As is something of a local tradition, we sought to build a warm, inviting space wherein our guests could come and fulfill all of their cravings for serious food, while doing away with the pressure of coming to a place that felt dauntingly “high-end.” We are helplessly devoted to serious food, but not so much to dress codes, hushed tones and overpriced dishes.

What we found in our space at 1701 Octavia is something of a dream location in which to bring our ideas to fruition. We have roughly twice the space for the production of food, wine storage and so on than we do in the dining room. This allows us the freedom to realize any number of our loftier ideas with relative ease. Functionality aside, this beautiful, perfect space is surrounded by a neighborhood of people who happen to know and love great food. In our short time here, we’ve already established a strong core of regular guests, some of whom dine with us almost nightly, taking advantage of our daily menu. Our bakery is set to open sometime this spring, which we think will really strengthen our tie to the neighborhood. We plan on selling fresh bread, pastries, desserts, great Four Barrel coffee and maybe even some sandwiches from the side entrance of the restaurant on Bush Street.

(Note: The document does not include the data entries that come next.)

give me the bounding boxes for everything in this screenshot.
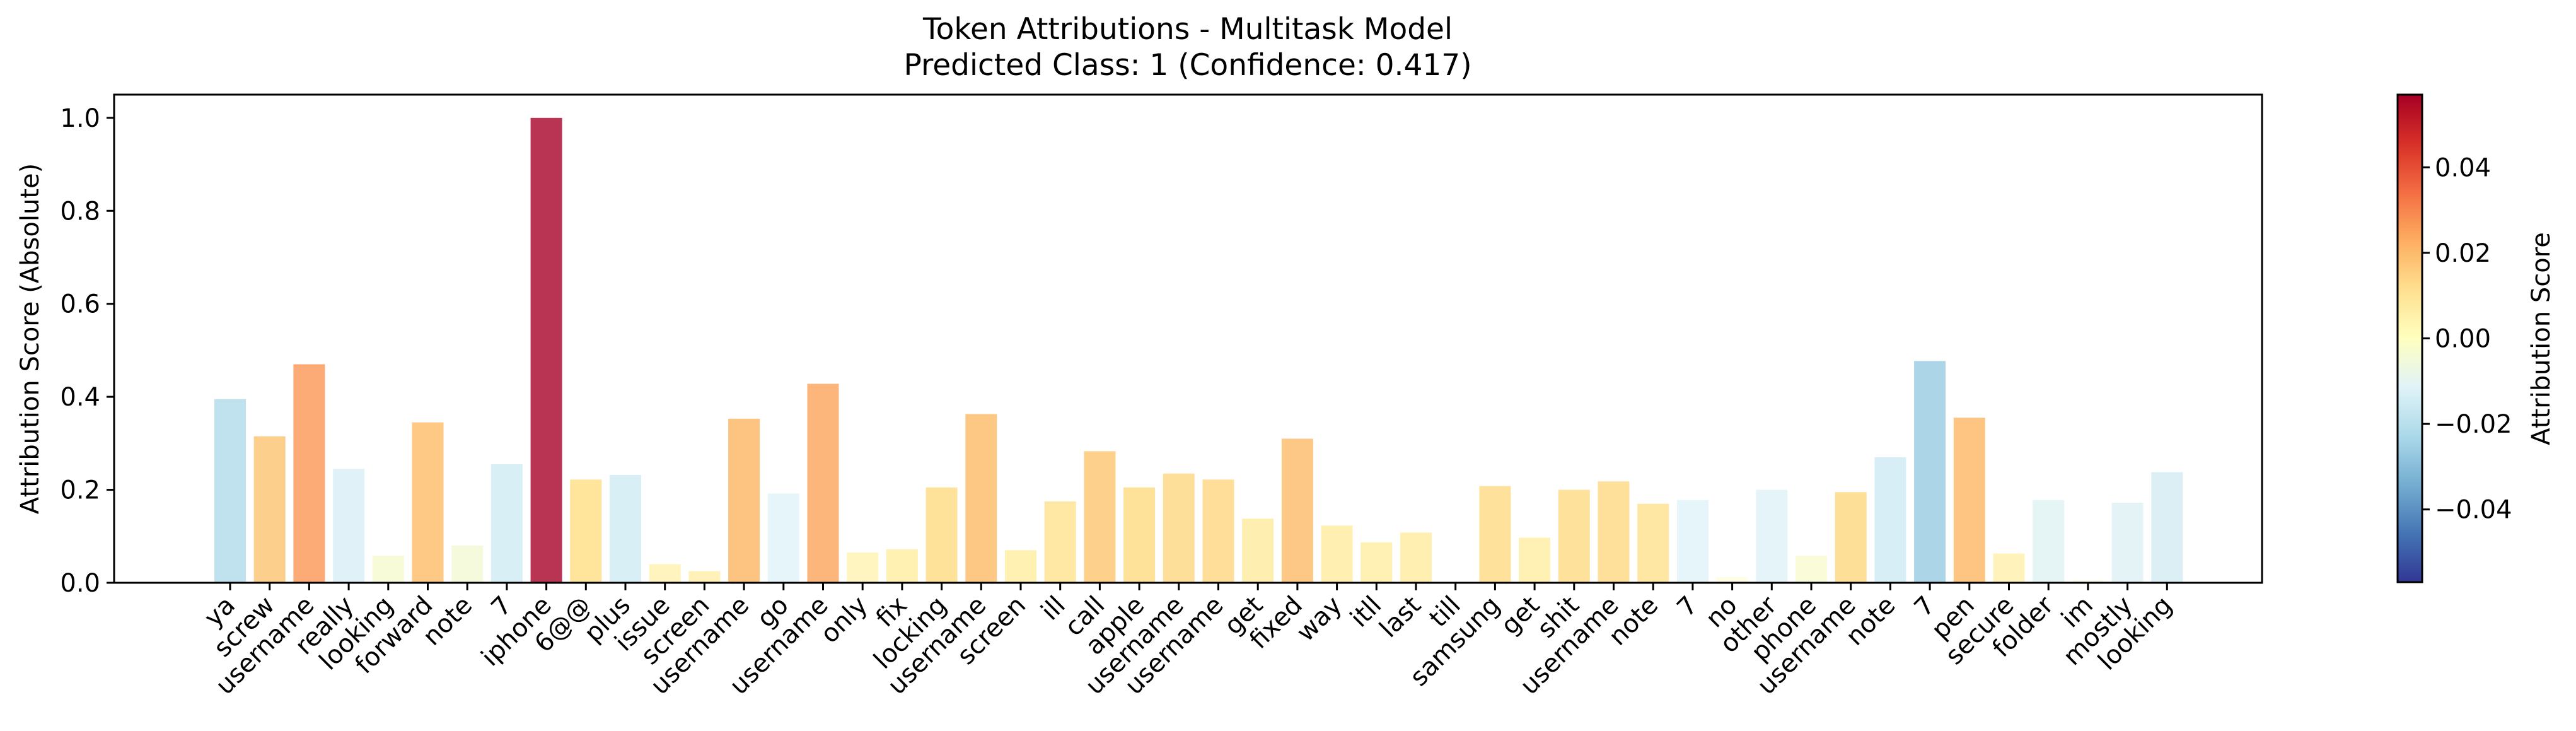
bar: [2033, 500, 2065, 583]
bar: [1005, 550, 1036, 583]
bar: [807, 383, 839, 583]
bar: [412, 422, 444, 583]
y-tick-label: 0.2: [60, 476, 100, 505]
bar: [253, 436, 286, 583]
y-tick-label: 1.0: [60, 104, 100, 133]
bar: [1756, 489, 1788, 583]
bar: [925, 487, 958, 583]
plot-frame: [113, 93, 2263, 584]
bar: [333, 469, 365, 583]
bar: [1479, 486, 1511, 583]
x-tick-label: only: [815, 591, 873, 649]
bar: [214, 399, 246, 583]
colorbar-tick-label: 0.04: [2435, 153, 2491, 182]
x-tick-label: get: [1495, 591, 1545, 641]
colorbar-tick-label: 0.00: [2435, 325, 2491, 354]
bar: [1874, 457, 1906, 583]
bar: [530, 117, 562, 583]
bar: [1637, 503, 1669, 583]
bar: [1084, 451, 1116, 583]
bar: [728, 418, 760, 583]
bar: [1281, 438, 1313, 583]
bar: [1242, 518, 1274, 583]
bars-group: [214, 117, 2183, 583]
bar: [1123, 487, 1156, 583]
bar: [1676, 500, 1709, 583]
bar: [2072, 580, 2104, 583]
bar: [1400, 532, 1432, 583]
y-tick-group: 0.0 0.2 0.4 0.6 0.8 1.0: [60, 104, 114, 598]
bar: [1202, 479, 1234, 583]
colorbar-tick-label: −0.04: [2435, 496, 2512, 525]
colorbar-tick-label: 0.02: [2435, 239, 2491, 268]
y-tick-label: 0.6: [60, 290, 100, 319]
x-tick-label: last: [1374, 591, 1427, 644]
bar: [570, 479, 602, 583]
bar: [1993, 553, 2025, 583]
bar: [1044, 501, 1076, 583]
bar: [2111, 503, 2144, 583]
x-tick-label: 7: [1671, 591, 1703, 623]
colorbar: [2396, 93, 2423, 583]
bar: [1558, 489, 1590, 583]
bar: [610, 474, 641, 583]
bar: [1361, 542, 1393, 583]
y-tick-label: 0.0: [60, 569, 100, 598]
chart-title: Token Attributions - Multitask Model: [922, 12, 1453, 47]
y-axis-label: Attribution Score (Absolute): [16, 163, 45, 514]
bar: [965, 414, 997, 583]
y-tick-label: 0.8: [60, 197, 100, 226]
bar: [886, 549, 918, 583]
bar: [1914, 361, 1946, 583]
bar: [847, 553, 879, 583]
y-tick-label: 0.4: [60, 383, 100, 412]
bar: [767, 493, 799, 583]
bar: [1953, 418, 1985, 583]
colorbar-tick-label: −0.02: [2435, 410, 2512, 439]
bar: [1321, 525, 1353, 583]
bar: [1716, 577, 1748, 583]
bar: [2151, 472, 2183, 583]
bar: [1163, 473, 1195, 583]
x-tick-label: way: [1291, 591, 1348, 648]
bar: [1598, 481, 1630, 583]
bar: [490, 464, 523, 583]
bar: [688, 571, 721, 583]
bar: [1835, 492, 1867, 583]
colorbar-tick-group: −0.04 −0.02 0.00 0.02 0.04: [2422, 153, 2512, 525]
bar: [372, 556, 404, 583]
bar: [649, 564, 681, 583]
bar: [293, 364, 325, 583]
chart-subtitle: Predicted Class: 1 (Confidence: 0.417): [903, 48, 1471, 83]
colorbar-label: Attribution Score: [2527, 232, 2556, 445]
bar: [1519, 537, 1551, 583]
bar: [451, 546, 484, 583]
bar: [1796, 556, 1827, 583]
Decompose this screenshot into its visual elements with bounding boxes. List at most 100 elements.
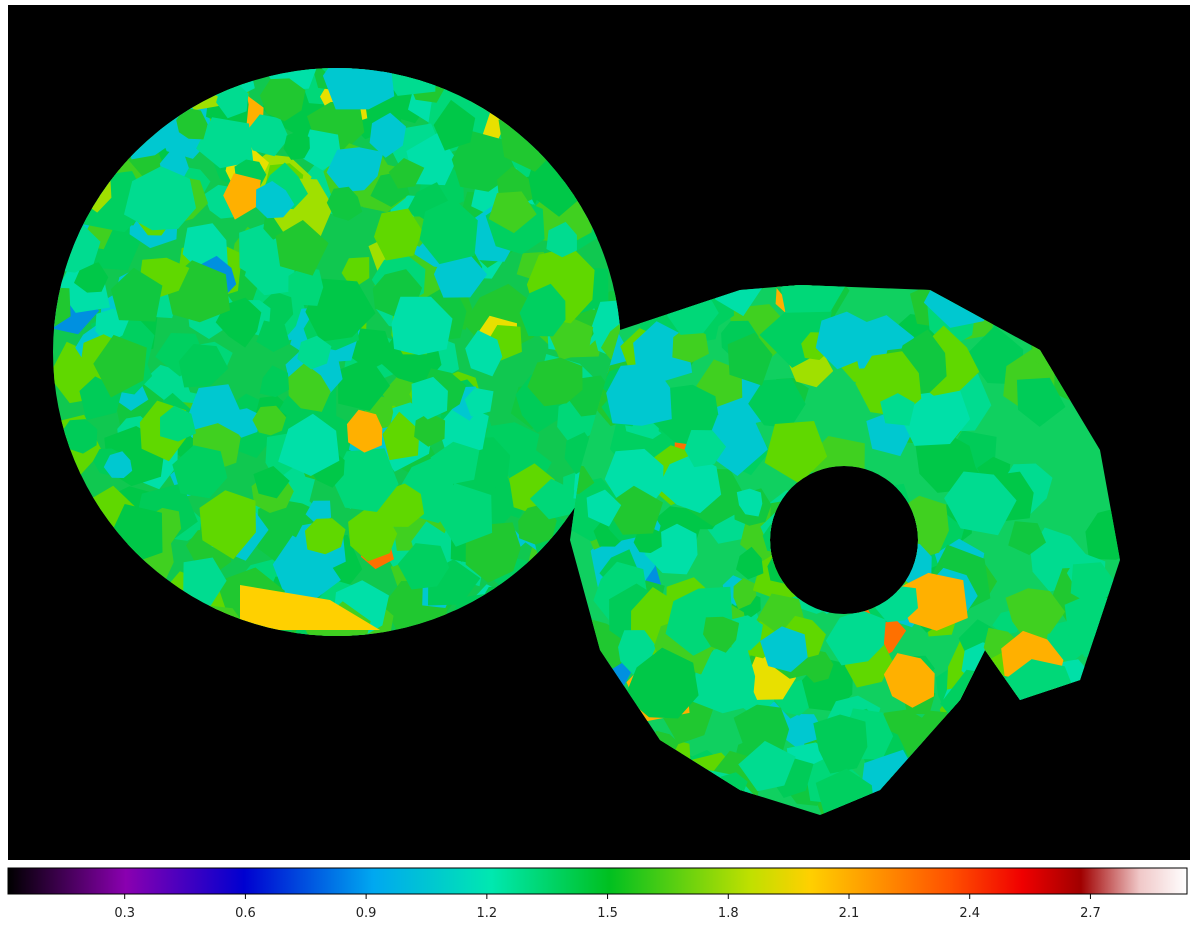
- cell: [275, 220, 329, 276]
- cell: [727, 332, 773, 386]
- cell: [1005, 588, 1066, 641]
- cell: [74, 262, 109, 293]
- cell: [703, 616, 740, 653]
- cell: [252, 405, 287, 436]
- cell: [338, 357, 390, 411]
- cell: [388, 158, 425, 189]
- cell: [430, 441, 480, 486]
- cell: [326, 147, 384, 193]
- cell: [216, 83, 249, 119]
- cell: [693, 645, 756, 714]
- cell: [733, 578, 757, 610]
- tick-label: 1.2: [476, 906, 497, 921]
- cell: [657, 454, 722, 514]
- cell: [883, 653, 935, 708]
- cell: [53, 287, 71, 331]
- tick-label: 0.9: [356, 906, 377, 921]
- tick-label: 1.8: [718, 906, 739, 921]
- cell: [223, 173, 261, 220]
- cell: [606, 362, 672, 426]
- tick-label: 2.4: [959, 906, 980, 921]
- cell: [288, 267, 324, 306]
- cell: [160, 405, 197, 442]
- cell: [255, 181, 295, 219]
- cell: [733, 704, 790, 759]
- cell: [93, 334, 147, 398]
- cell: [272, 535, 341, 602]
- cell: [1008, 521, 1046, 555]
- cell: [600, 318, 621, 367]
- cell: [261, 68, 320, 91]
- cell: [1016, 377, 1066, 427]
- cell: [414, 412, 446, 447]
- cell: [332, 448, 399, 512]
- cell: [451, 129, 517, 192]
- cell: [436, 483, 493, 547]
- cell: [586, 489, 622, 527]
- cell: [736, 488, 763, 517]
- cell: [411, 376, 448, 420]
- cell: [419, 198, 478, 265]
- cell: [231, 408, 261, 438]
- cell: [253, 466, 290, 499]
- cell: [815, 311, 875, 370]
- cell: [736, 546, 764, 580]
- cell: [59, 419, 98, 454]
- cell: [760, 626, 808, 673]
- cell: [283, 131, 310, 160]
- cell: [546, 221, 577, 258]
- cell: [748, 378, 806, 429]
- cell: [382, 411, 420, 461]
- cell: [465, 330, 503, 377]
- cell: [288, 363, 331, 412]
- cell: [684, 430, 727, 468]
- cell: [374, 208, 423, 261]
- cell: [703, 415, 768, 476]
- cell: [825, 610, 886, 666]
- cell: [624, 647, 699, 719]
- cell: [397, 543, 450, 590]
- cell: [464, 387, 494, 417]
- cell: [297, 335, 332, 370]
- cell: [813, 714, 868, 774]
- tick-label: 0.3: [114, 906, 135, 921]
- tick-label: 1.5: [597, 906, 618, 921]
- cell: [259, 78, 306, 122]
- cell: [433, 99, 476, 151]
- cell: [326, 186, 363, 221]
- cell: [1070, 562, 1118, 608]
- cell: [944, 471, 1017, 536]
- cell: [322, 68, 395, 110]
- cell: [529, 478, 575, 520]
- cell: [178, 343, 229, 388]
- cell: [300, 129, 342, 171]
- cell: [240, 585, 380, 630]
- cell: [1085, 507, 1120, 560]
- cell: [103, 451, 133, 478]
- colorbar: [7, 867, 1188, 895]
- cell: [256, 320, 290, 352]
- tick-label: 2.1: [839, 906, 860, 921]
- cell: [764, 421, 828, 484]
- cell: [259, 365, 290, 398]
- cell: [278, 413, 340, 476]
- cell: [896, 572, 968, 631]
- cell: [369, 112, 406, 158]
- cell: [738, 740, 796, 792]
- cell: [519, 283, 566, 337]
- colorbar-ticks: 0.3 0.6 0.9 1.2 1.5 1.8 2.1 2.4 2.7: [114, 894, 1101, 921]
- cell: [199, 490, 256, 560]
- cell: [124, 166, 196, 231]
- cell: [176, 107, 208, 140]
- cell: [172, 445, 228, 499]
- tick-label: 2.7: [1080, 906, 1101, 921]
- cell: [604, 485, 663, 535]
- tick-label: 0.6: [235, 906, 256, 921]
- cell: [880, 393, 915, 426]
- cell: [183, 557, 227, 606]
- cell: [304, 518, 346, 555]
- cell: [391, 296, 453, 356]
- cell: [110, 267, 163, 322]
- cell: [196, 117, 254, 169]
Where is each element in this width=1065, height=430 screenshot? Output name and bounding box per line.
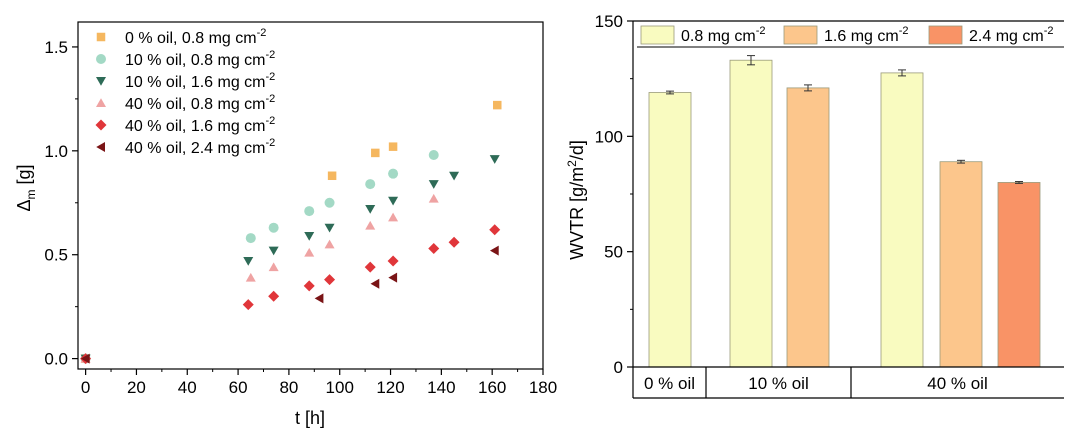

When pressed to describe our food, we generally fall back on “market-driven New-American cuisine.” While the ingredients themselves are almost exclusively Californian, we really love adding fresh, refined takes on both classic and esoteric culinary ideas that originated all over the world, particularly Japan, Morocco and old Europe. Our menu changes just about every day, based on what our farmers have to offer. Our wine list is unique, with a focus on minimally handled, naturally produced wines from sustainably farmed grapes. While it’s largely Euro-centric, a number of our favorite local producers make appearances, as well as a healthy little collection of classic Bordeaux, Burgundy, and so on. We have a steady core of wines by the glass that we supplement with many daily specials, culled from our bottle list. We find it keeps things fresh for our regulars, keeps our staff excited about the wines and makes for a broader range of potential food and wine pairings.